There was large-scale combat in 2014, before a ceasefire in 2015. There have been some prisoner exchanges since then.
More than 13,000 people have been killed in the conflict. Ukraine says 26 of its troops have died in Donbas so far this year, compared to 50 in all of 2020. The separatists say more than 20 of theirs have died this year.
Russia-Ukraine analysts including Pavel Felgengauer and James Sherr note several factors exacerbating tensions.
In February, Ukraine’s President Volodymyr Zelensky imposed sanctions on Viktor Medvedchuk, a powerful Ukrainian oligarch and friend of President Putin. Ukraine also banned broadcasts by three pro-Russian TV stations.
The Minsk peace deal agreed in 2015 remains far from being fulfilled. For example, there are still no arrangements for independently monitored elections in the separatist regions.
In previous conflicts in what it calls its “near abroad”, Russia has sent in troops as “peacekeepers”, who have ended up staying. It happened in Moldova and South Ossetia, for example. James Sherr says it could well happen again in Ukraine. It would freeze the position firmly in Russia’s favour.
Some speculate that Mr Putin also wants to test US President Joe Biden, who has taken a tougher stance on Russia than his predecessor, Donald Trump, had.

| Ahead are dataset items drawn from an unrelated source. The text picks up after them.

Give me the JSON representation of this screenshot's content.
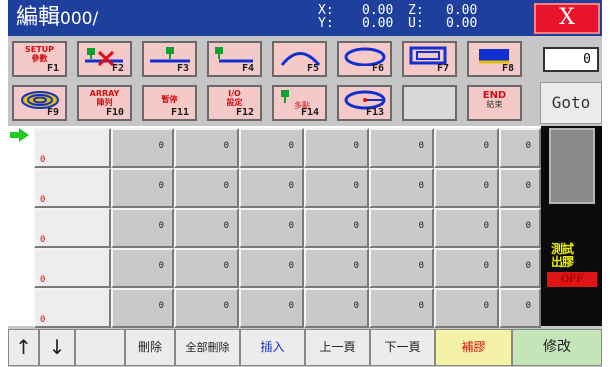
{
  "title": {
    "label": "編輯",
    "file": "000/"
  },
  "coords": {
    "x_label": "X:",
    "y_label": "Y:",
    "z_label": "Z:",
    "u_label": "U:",
    "x": "0.00",
    "y": "0.00",
    "z": "0.00",
    "u": "0.00"
  },
  "close_label": "X",
  "fkeys_row1": [
    {
      "top": "SETUP",
      "bottom": "參數",
      "label": "F1"
    },
    {
      "label": "F2"
    },
    {
      "label": "F3"
    },
    {
      "label": "F4"
    },
    {
      "label": "F5"
    },
    {
      "label": "F6"
    },
    {
      "label": "F7"
    },
    {
      "label": "F8"
    }
  ],
  "fkeys_row2": [
    {
      "label": "F9"
    },
    {
      "top": "ARRAY",
      "bottom": "陣列",
      "label": "F10"
    },
    {
      "top": "",
      "bottom": "暫停",
      "label": "F11"
    },
    {
      "top": "I/O",
      "bottom": "設定",
      "label": "F12"
    },
    {
      "label": "F14",
      "bottom": "多點"
    },
    {
      "label": "F13"
    },
    {
      "label": ""
    },
    {
      "top": "END",
      "bottom": "結束",
      "label": ""
    }
  ],
  "counter": "0",
  "goto_label": "Goto",
  "rows": [
    {
      "index": "0",
      "values": [
        "0",
        "0",
        "0",
        "0",
        "0",
        "0",
        "0"
      ]
    },
    {
      "index": "0",
      "values": [
        "0",
        "0",
        "0",
        "0",
        "0",
        "0",
        "0"
      ]
    },
    {
      "index": "0",
      "values": [
        "0",
        "0",
        "0",
        "0",
        "0",
        "0",
        "0"
      ]
    },
    {
      "index": "0",
      "values": [
        "0",
        "0",
        "0",
        "0",
        "0",
        "0",
        "0"
      ]
    },
    {
      "index": "0",
      "values": [
        "0",
        "0",
        "0",
        "0",
        "0",
        "0",
        "0"
      ]
    }
  ],
  "side_text_line1": "測試",
  "side_text_line2": "出膠",
  "side_red_label": "OFF",
  "bottom": {
    "up": "↑",
    "down": "↓",
    "delete": "刪除",
    "delete_all": "全部刪除",
    "insert": "插入",
    "prev_page": "上一頁",
    "next_page": "下一頁",
    "compensate": "補膠",
    "modify": "修改"
  },
  "colors": {
    "title_bar": "#1f3f9c",
    "close": "#e8142c",
    "fkey_bg": "#f6c9c9",
    "yellow_btn": "#f4f2a6",
    "green_btn": "#c3e5b8"
  },
  "icons": [
    "dispense-on-line-icon",
    "dispense-off-line-icon",
    "line-icon",
    "line-end-icon",
    "arc-icon",
    "circle-icon",
    "rectangle-icon",
    "filled-rect-icon",
    "spiral-icon",
    "multi-point-icon",
    "ellipse-icon",
    "green-arrow-icon"
  ]
}
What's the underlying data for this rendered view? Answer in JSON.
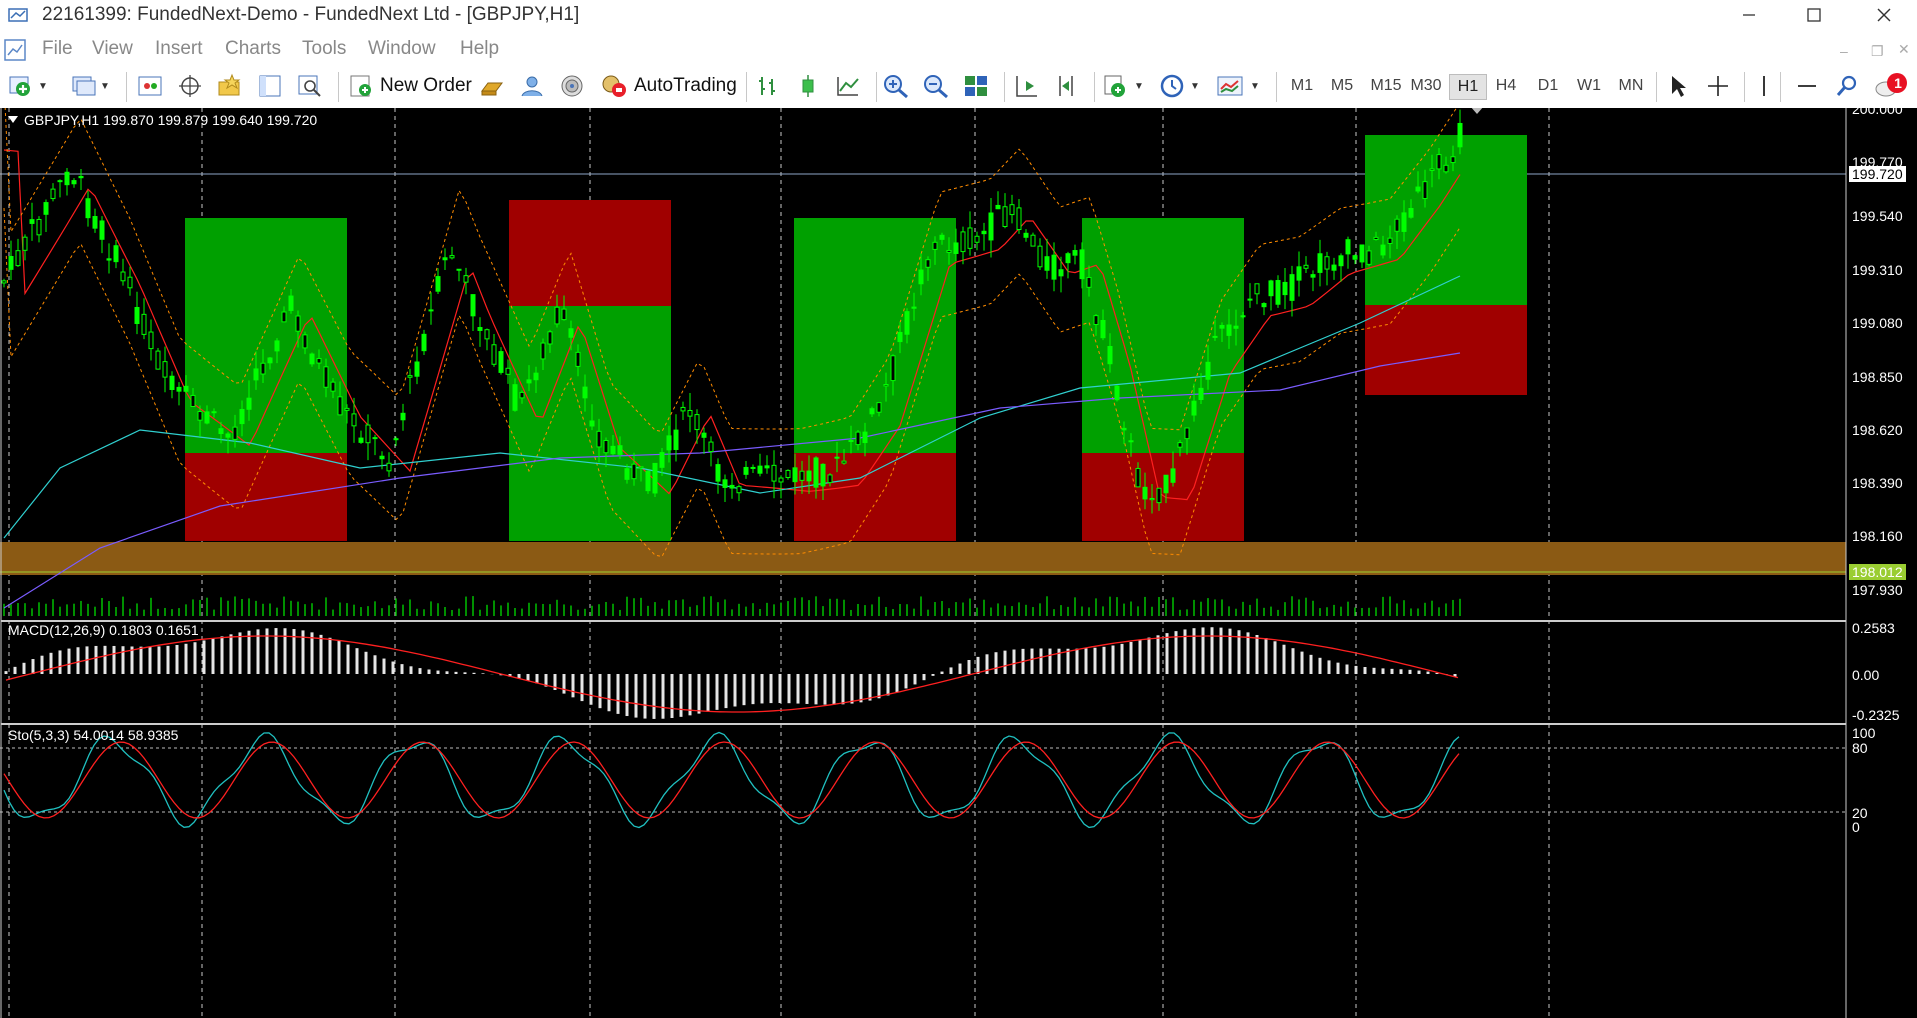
{
  "window": {
    "title": "22161399: FundedNext-Demo - FundedNext Ltd - [GBPJPY,H1]"
  },
  "menu": [
    "File",
    "View",
    "Insert",
    "Charts",
    "Tools",
    "Window",
    "Help"
  ],
  "toolbar": {
    "new_order_label": "New Order",
    "autotrading_label": "AutoTrading",
    "timeframes": [
      "M1",
      "M5",
      "M15",
      "M30",
      "H1",
      "H4",
      "D1",
      "W1",
      "MN"
    ],
    "active_timeframe": "H1",
    "notification_count": "1"
  },
  "chart": {
    "symbol_line": "GBPJPY,H1  199.870 199.879 199.640 199.720",
    "price_scale": [
      "200.000",
      "199.770",
      "199.540",
      "199.310",
      "199.080",
      "198.850",
      "198.620",
      "198.390",
      "198.160",
      "197.930"
    ],
    "current_price": "199.720",
    "marked_price": "198.012",
    "macd_label": "MACD(12,26,9) 0.1803 0.1651",
    "macd_scale": [
      "0.2583",
      "0.00",
      "-0.2325"
    ],
    "stoch_label": "Sto(5,3,3) 54.0014 58.9385",
    "stoch_scale": [
      "100",
      "80",
      "20",
      "0"
    ]
  },
  "colors": {
    "chart_background": "#000000",
    "candle_bull": "#00ff00",
    "zone_green": "#00a000",
    "zone_red": "#a00000",
    "support_band": "#8b5a14",
    "marked_price_bg": "#9acd32",
    "accent_red_badge": "#e81123"
  }
}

Mr Putin faces parliamentary elections in September and a continuing mass movement supporting his jailed arch-critic Alexei Navalny. So the Kremlin “defending” embattled Russians in Ukraine could go down well with many voters. Navalny might also be marginalised if the Kremlin whipped up patriotic fervour over Ukraine.
Not by treaty, as Ukraine is not a member. But Nato has close ties with Ukraine, which has received Western arms including US Javelin anti-tank missiles. So Russia knows that it risks provoking more Western military help for Ukraine.
President Zelensky has urged Nato to speed up Ukrainian membership. But the conflict makes it difficult for Nato to accept Ukraine under the 30-nation alliance’s current terms.
Nato’s Jens Stoltenberg said “it’s for the 30 members to decide when Ukraine is ready for Nato membership”. But he stressed Ukraine’s special partnership with Nato now, which a few other countries also have, including Sweden, Finland and Georgia.
“We reject the idea that Russia has a kind of veto on other countries deciding their sovereign path,” he said. The Kremlin has long warned Ukraine against joining Nato, and remains bitter that the three Baltic republics joined.
Nato is helping Ukraine’s military with modernisation, training and joint exercises, the Nato chief said.